Quotient rule of differentiation :

$\boxed{\sf{\dfrac{d}{dx}\bigg(\dfrac{u}{v}\bigg) = \dfrac{(v)\dfrac{d(u)}{dx} - (u)\dfrac{d(v)}{dx}}{(v)^{2}}}}$

According to the given information, we get that the value of (u = 1) and (v = x³).

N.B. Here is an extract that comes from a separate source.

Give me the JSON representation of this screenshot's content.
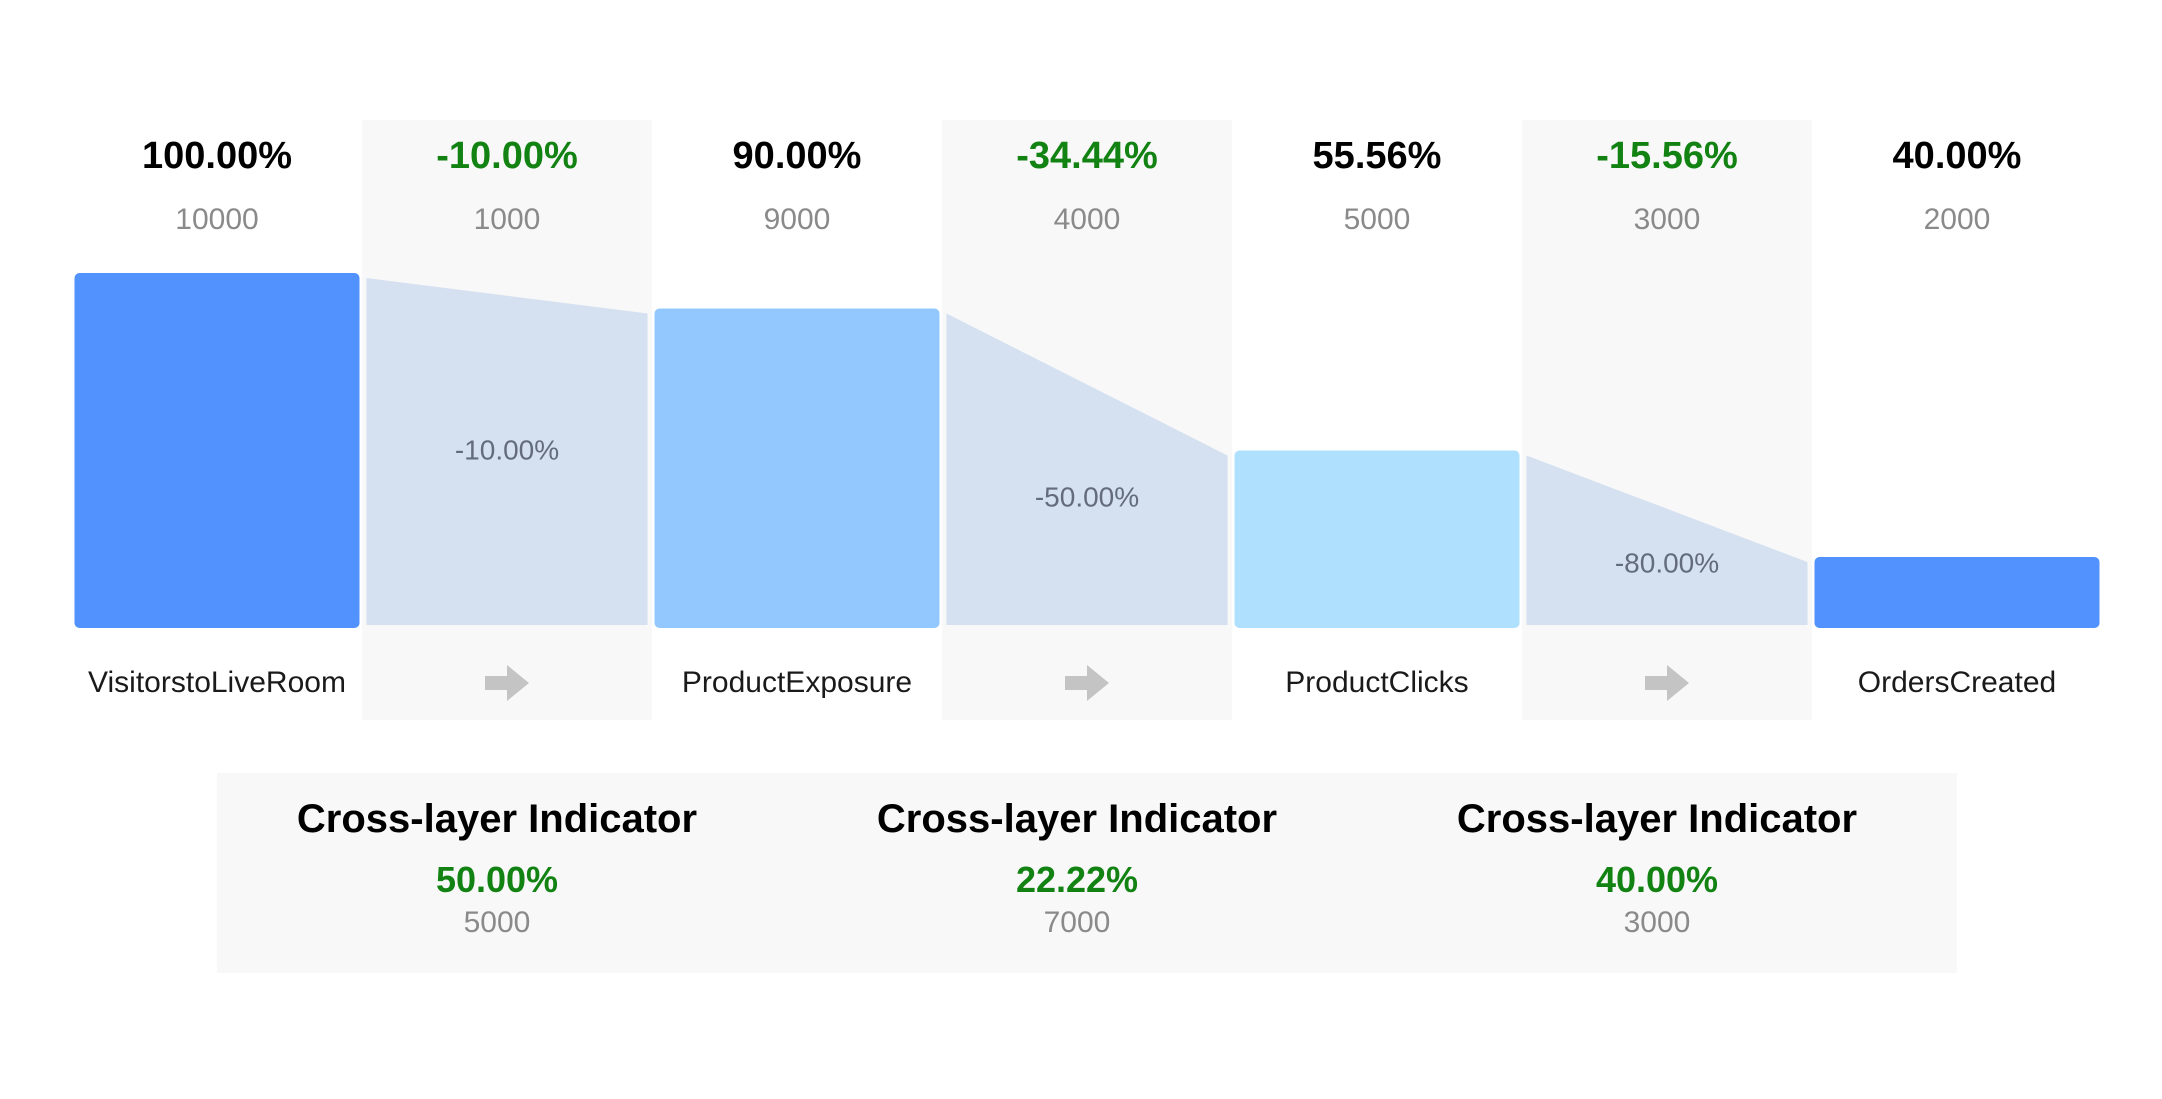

$\textsf{By using the qoutient rule and} \\ \textsf{substituting the values in it, we get :} \\ \\ \\ :\implies \sf{\dfrac{d}{dx}\bigg(\dfrac{u}{v}\bigg) = \dfrac{(v)\dfrac{d(u)}{dx} - (u)\dfrac{d(v)}{dx}}{(v)^{2}}} \\ \\ \\ :\implies \sf{\dfrac{d}{dx}\bigg(\dfrac{1}{x^{3}}\bigg) = \dfrac{(x^{3})\dfrac{d(1)}{dx} - (1)\dfrac{d(x^{3})}{dx}}{(x^{3})^{2}}} \\ \\ \\ :\implies \sf{\dfrac{d}{dx}\bigg(\dfrac{1}{x^{3}}\bigg) = \dfrac{(x^{3})0 - \dfrac{d(x^{3})}{dx}}{(x^{3})^{2}}} \\ \\ \\ :\implies \sf{\dfrac{d}{dx}\bigg(\dfrac{1}{x^{3}}\bigg) = \dfrac{- \dfrac{d(x^{3})}{dx}}{(x^{3})^{2}}} \\ \\ \\ :\implies \sf{\dfrac{d}{dx}\bigg(\dfrac{1}{x^{3}}\bigg) = \dfrac{- [3 \times x^{(3 - 1)}]}{(x^{3})^{2}}} \\ \\ \\ :\implies \sf{\dfrac{d}{dx}\bigg(\dfrac{1}{x^{3}}\bigg) = \dfrac{- 3x^{2}}{(x)^{6}}} \\ \\ \\ :\implies \sf{\dfrac{d}{dx}\bigg(\dfrac{1}{x^{3}}\bigg) = \dfrac{- 3}{(x)^{(6 - 2)}}} \\ \\ \\ :\implies \sf{\dfrac{d}{dx}\bigg(\dfrac{1}{x^{3}}\bigg) = \dfrac{- 3}{(x)^{4}}} \\ \\ \\ \boxed{\therefore \sf{\dfrac{d}{dx}\bigg(\dfrac{1}{x^{3}}\bigg) = \dfrac{- 3}{(x)^{4}}}}$

Hence the derivative of the function 1/x³ is -3/x⁴.

Knowledge required :

• Derivative of a constant term is 0.
• Power rule of differentiation : d(x^n)/dx = nx^(n - 1).